"Camilerin
en çok sizleri nesi etkiliyor" diye sorsam, sanırım birçok kişi farklı
düşüncelerini kendine göre söyler…
İzninizle
ben başımdan geçen bir yaşanmışlığı anlatarak düşüncelerimi aynen şöyle
aktarayım…
Bir kaç
sene önceydi. İlçemizde tanınan bir büyüğümüzün cenazesi cumaya denk geldiği
için önce camide cuma namazı kılındı. Camide saf tutarken önümde ve arkamda her
birini farklı siyasi partilerden tanıdığım kişiler, sol yanımda küçük bir
çocuk, sağ yanımda mahallede ki okulun müdürü, müdürün önünde öğrencisi, sol
yanımdaki çocuğun arkasında da Kaymakam saf tutmuşlardı. Saf tutan herkesin, birbirlerine iltifat veya
kibirlik yapmadan hatta bu türlü dizilişin belki de farkında bile olmadan huşu
içinde ibadetlerini yerine getiriyor olmaları…
Camilerin
şekli, büyüklüğü, manevî etkisi bir yana bundan güzel bir görüntü var mı acaba!
Osmanlı
padişahlarının bazıları kılık kıyafetini değiştirmiş bir biçimde halkın arasına
karışarak gezdiklerini çoğumuz en azından okul zamanı öğrenmişizdir.
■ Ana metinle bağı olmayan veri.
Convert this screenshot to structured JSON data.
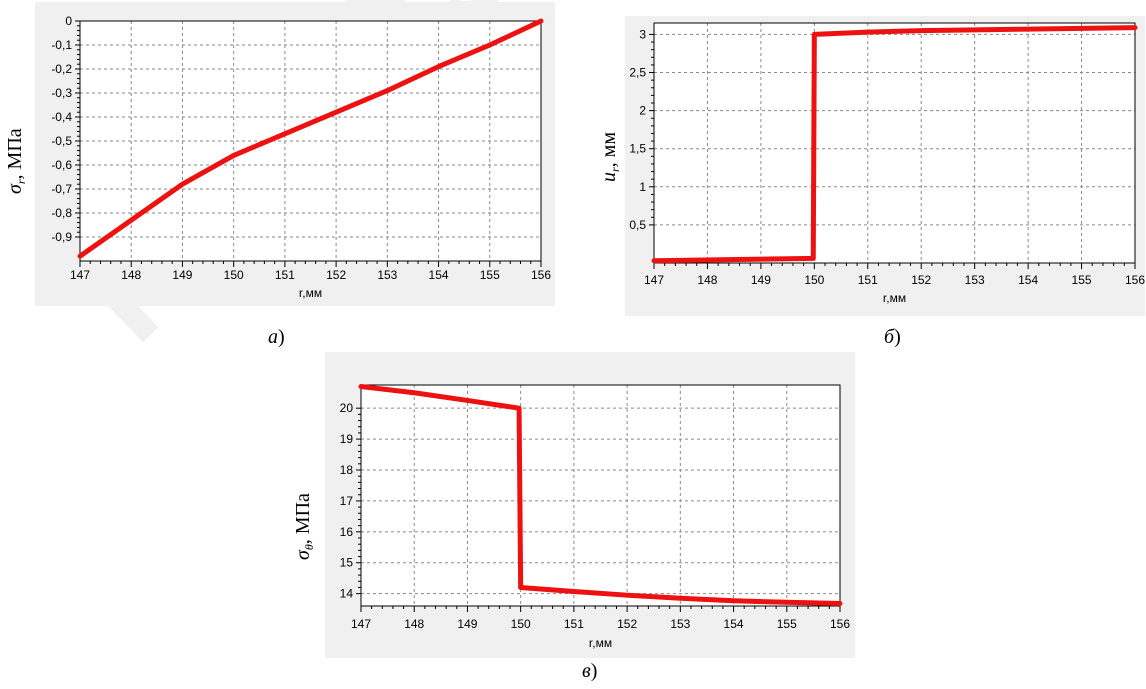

Örneğin
Dördüncü Murad, Üçüncü Osman, Üçüncü Mustafa, Birinci Abdülhamid bunlardan
birkaçıdır. İkinci Mahmud’un bazı Ramazan akşamları tebdili kıyafet Dolmabahçe
Sarayı'ndan ayrılıp Sultanahmet tarafına geçtiği, bazen de gündüzleri camileri
dolaşıp, hafız ve vaazlar dinlediğini,
3. Selim'in de genellikle tebdili kıyafet ile halkın arasına karıştığı
ve Fatih camisine gittiği vs. kitaplarda yazar.
Birde
gelelim günümüzdeki ülke yöneticilerine...
Osmanlı
özentisi içerisinde dillerinde Osmanlı padişahlarını eksik etmeyen bazı
liderler sanırım padişahların özellikle sefere çıkışlarına özenmiş olacaklar
ki, cuma günleri camiye gitmeleri sanki
sefere çıkar gibi... Konvoy hâlinde onlarca araç ve yüzlerce görevli eşliğinde
camiye gitmeleri... Tâbi ki gideceği caminin yönüne doğru yolların kapatılması,
saatler öncesinden caminin kontrolünün yapılması ve kontrolden geçen kişilerin
içeri alınması... vs.
Ve olmazsa
olmazı!. Her cami çıkışı, daha cami
avlusunda olmalarına rağmen kameralar karşısında maneviyatı bırakarak siyasi
demeç verilmesi. Hatta bazen caminin
içinde bile!!
Ben burada
frene basıyor ve gerisini sizin düşüncenize bırakıyorum. Atatürk'ün o güzel
söylemi ile de bu ayki köşe yazımı bitiriyorum.
"Din
gibi temiz bir duygu, politika gibi kirli oyunlara alet edilemez. Din, ait
olduğu yerde, temiz vicdan sahnesinde yaşanmalıdır." ...
Bana vakit
ayırdığınız için teşekkür ederim…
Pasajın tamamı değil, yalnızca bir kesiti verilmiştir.